According to an independent consumer report conducted by YouCam in July, mobile AR try-ons drive two times more conversions for beauty products, and Gen Z users are 10 times more likely to purchase beauty products after using YouCam Makeup.

“With 73 percent of today’s customers shopping both online and offline, we know there are benefits to shopping in each channel,” Chang says. “Retailers can take advantage of AR technologies to combine what consumers love best about the physical world with the endless possibilities of the digital world. AR and 3D technologies have the potential to bring the best of the digital world into the physical retailer.”

Retailers like Sephora are trying to bridge the gap between digital and physical commerce by driving personal connections and enhancing the consumer shopping experience.

Sephora Studio, a digital-and-mobile-first, small-format concept store launched last month, and it is all about high-tech beauty upgrades. The flagship Boston location is designed to be a larger part of the upmarket brand’s omnichannel strategy.

Jennifer Halpainy, Sephora Studio’s store director, told AListDaily that the studio supplements its existing store strategy by enhancing the shopping experience.

“The studio is uniquely differentiated from the rest of the fleet because of its emphasis on driving personal connections,” Halpainy says. “This is fostered not only through the small format and easy access clients have to the beauty advisors, but also through the new digital features that will allow for customized recommendations—both self-guided by the client using the many digital tools and with the help of the pros.”

One of the intended store-stopping showcases Sephora is banking on is the Digital Makeover Guide, which captures a person’s product, application and look preferences from a makeover.

“Sephora is continuously refining in-store, online and mobile experiences to ensure they are offering something that does not exist anywhere else for the consumer,” Halpainy says. “The studio is an example of that. The design re-imagines what their store looks like, where it fits into their omnichannel ecosystem and the experience they’re offering clients. We do not approach digital for the sake of adding new, cool technology. We use it to help the client. The studio integrates a variety of digital tools to optimize client experiences before, during and after their store visit.”
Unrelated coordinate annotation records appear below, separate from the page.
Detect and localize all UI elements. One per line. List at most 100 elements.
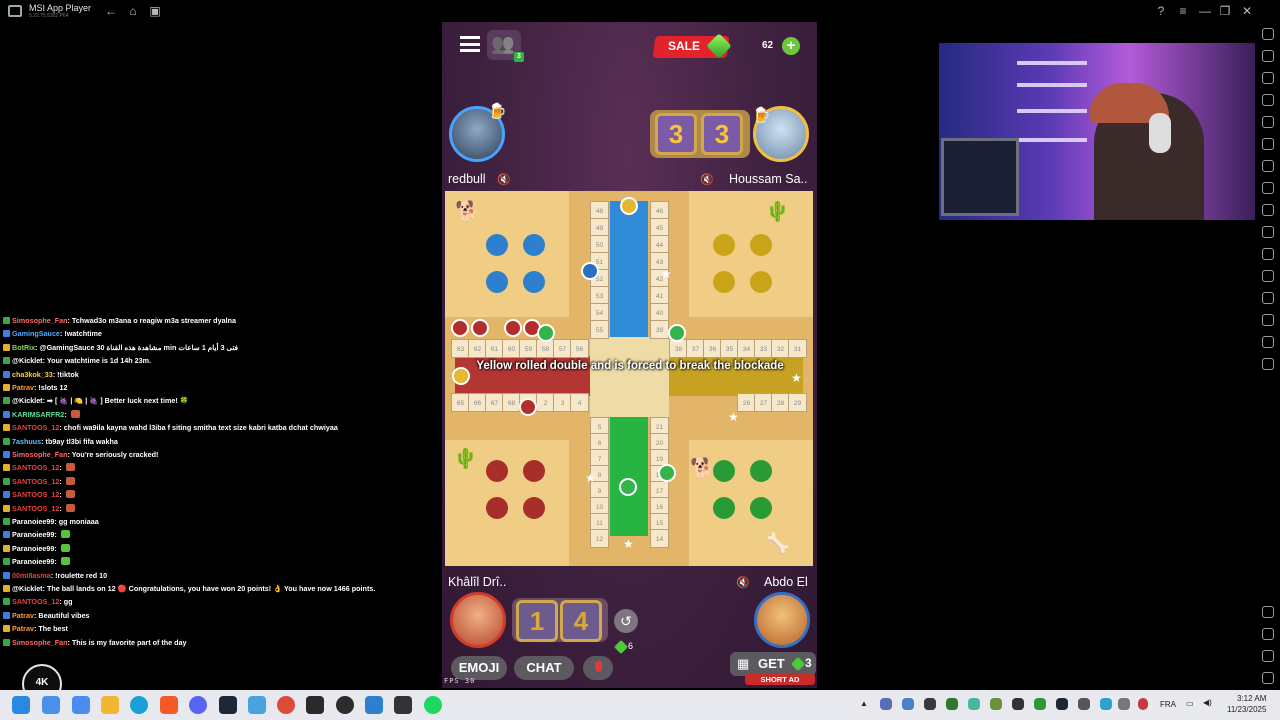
yellow-token[interactable] — [620, 197, 638, 215]
chat-username[interactable]: @Kicklet — [12, 356, 43, 365]
blue-token[interactable] — [581, 262, 599, 280]
photos-icon[interactable] — [365, 696, 383, 714]
search-icon[interactable] — [42, 696, 60, 714]
file-explorer-icon[interactable] — [101, 696, 119, 714]
undo-button[interactable]: ↺ — [614, 609, 638, 633]
chat-username[interactable]: Paranoiee99 — [12, 530, 54, 539]
gamepad-icon[interactable] — [1262, 160, 1274, 172]
tray-app-icon[interactable] — [902, 698, 914, 710]
back-arrow-icon[interactable] — [1262, 628, 1274, 640]
home-button-icon[interactable] — [1262, 650, 1274, 662]
chat-username[interactable]: Paranoiee99 — [12, 544, 54, 553]
chat-username[interactable]: SANTOOS_12 — [12, 490, 59, 499]
tray-app-icon[interactable] — [1100, 698, 1112, 710]
red-token[interactable] — [471, 319, 489, 337]
settings-icon[interactable] — [1262, 606, 1274, 618]
tabs-icon[interactable]: ▣ — [148, 4, 162, 18]
chat-username[interactable]: Paranoiee99 — [12, 517, 54, 526]
chat-username[interactable]: GamingSauce — [12, 329, 60, 338]
chat-username[interactable]: SANTOOS_12 — [12, 504, 59, 513]
tray-chevron-icon[interactable]: ▲ — [860, 699, 868, 708]
camera-icon[interactable] — [1262, 204, 1274, 216]
microphone-tray-icon[interactable] — [1138, 698, 1148, 710]
chat-username[interactable]: cha3kok_33 — [12, 370, 53, 379]
restore-icon[interactable]: ❐ — [1218, 4, 1232, 18]
record-icon[interactable] — [1262, 116, 1274, 128]
tray-app-icon[interactable] — [1012, 698, 1024, 710]
apk-icon[interactable] — [1262, 182, 1274, 194]
mute-icon[interactable]: 🔇 — [497, 173, 511, 186]
tray-app-icon[interactable] — [990, 698, 1002, 710]
chat-username[interactable]: Patrav — [12, 611, 34, 620]
fullscreen-icon[interactable] — [1262, 28, 1274, 40]
clock-date[interactable]: 11/23/2025 — [1227, 705, 1266, 714]
app-player-icon[interactable] — [394, 696, 412, 714]
red-token[interactable] — [504, 319, 522, 337]
board-cell[interactable]: 14 — [650, 529, 669, 548]
green-token[interactable] — [668, 324, 686, 342]
clock-time[interactable]: 3:12 AM — [1237, 694, 1266, 703]
hamburger-menu-icon[interactable] — [460, 36, 480, 52]
chat-username[interactable]: KARIMSARFR2 — [12, 410, 64, 419]
red-token[interactable] — [451, 319, 469, 337]
chat-username[interactable]: SANTOOS_12 — [12, 423, 59, 432]
red-token[interactable] — [519, 398, 537, 416]
kick-icon[interactable] — [306, 696, 324, 714]
tray-app-icon[interactable] — [968, 698, 980, 710]
chrome-icon[interactable] — [277, 696, 295, 714]
tray-app-icon[interactable] — [1078, 698, 1090, 710]
home-icon[interactable]: ⌂ — [126, 4, 140, 18]
chat-username[interactable]: SANTOOS_12 — [12, 477, 59, 486]
folder-icon[interactable] — [1262, 248, 1274, 260]
help-icon[interactable]: ? — [1154, 4, 1168, 18]
macro-icon[interactable] — [1262, 226, 1274, 238]
keyboard-icon[interactable] — [1262, 72, 1274, 84]
brave-icon[interactable] — [160, 696, 178, 714]
add-gems-button[interactable]: + — [782, 37, 800, 55]
chat-username[interactable]: BotRix — [12, 343, 35, 352]
edge-icon[interactable] — [130, 696, 148, 714]
discord-icon[interactable] — [189, 696, 207, 714]
chat-username[interactable]: @Kicklet — [12, 396, 43, 405]
store-icon[interactable] — [72, 696, 90, 714]
sync-icon[interactable] — [1262, 138, 1274, 150]
chat-username[interactable]: Simosophe_Fan — [12, 638, 68, 647]
eraser-icon[interactable] — [1262, 292, 1274, 304]
green-token[interactable] — [658, 464, 676, 482]
chat-username[interactable]: Patrav — [12, 624, 34, 633]
chat-username[interactable]: 7ashuus — [12, 437, 41, 446]
board-cell[interactable]: 12 — [590, 529, 609, 548]
chat-username[interactable]: 00mI8asma — [12, 571, 51, 580]
tray-app-icon[interactable] — [924, 698, 936, 710]
tray-app-icon[interactable] — [1056, 698, 1068, 710]
mute-icon[interactable]: 🔇 — [700, 173, 714, 186]
obs-icon[interactable] — [336, 696, 354, 714]
board-cell[interactable]: 4 — [570, 393, 589, 412]
tray-app-icon[interactable] — [1118, 698, 1130, 710]
mute-icon[interactable]: 🔇 — [736, 576, 750, 589]
chat-username[interactable]: SANTOOS_12 — [12, 597, 59, 606]
steam-icon[interactable] — [219, 696, 237, 714]
recent-apps-icon[interactable] — [1262, 672, 1274, 684]
notepad-icon[interactable] — [248, 696, 266, 714]
volume-tray-icon[interactable]: ◀) — [1203, 698, 1212, 707]
player-avatar-bottom-right[interactable] — [754, 592, 810, 648]
spotify-icon[interactable] — [424, 696, 442, 714]
tray-app-icon[interactable] — [1034, 698, 1046, 710]
layers-icon[interactable] — [1262, 336, 1274, 348]
back-icon[interactable]: ← — [104, 4, 118, 18]
tray-app-icon[interactable] — [946, 698, 958, 710]
chat-button[interactable]: CHAT — [514, 656, 574, 680]
refresh-icon[interactable] — [1262, 358, 1274, 370]
screen-icon[interactable] — [1262, 94, 1274, 106]
volume-icon[interactable] — [1262, 50, 1274, 62]
chat-username[interactable]: Simosophe_Fan — [12, 450, 68, 459]
chat-username[interactable]: SANTOOS_12 — [12, 463, 59, 472]
close-icon[interactable]: ✕ — [1240, 4, 1254, 18]
chat-username[interactable]: Simosophe_Fan — [12, 316, 68, 325]
chat-username[interactable]: Patrav — [12, 383, 34, 392]
minimize-icon[interactable]: — — [1198, 4, 1212, 18]
board-cell[interactable]: 39 — [650, 320, 669, 339]
windows-start-icon[interactable] — [12, 696, 30, 714]
microphone-button[interactable] — [583, 656, 613, 680]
In addition to the physical store, Sephora is looking to secure consumer affection socially with the launch of Beauty Insider Community, a loyalty member-only mobile and online platform that launched last month to drive a deeper connection between their beauty insiders. The digital endeavor is designed to serve as a unified communal destination for the brand’s staunch supporters.

Bringing consumers true value means continuously improving the customer experience, Chang says.

“The virtual experience democratizes beauty, making brand products available for all consumers to experience products instantly,” Chang says. “It should be as effortless as looking in the mirror or taking a picture.”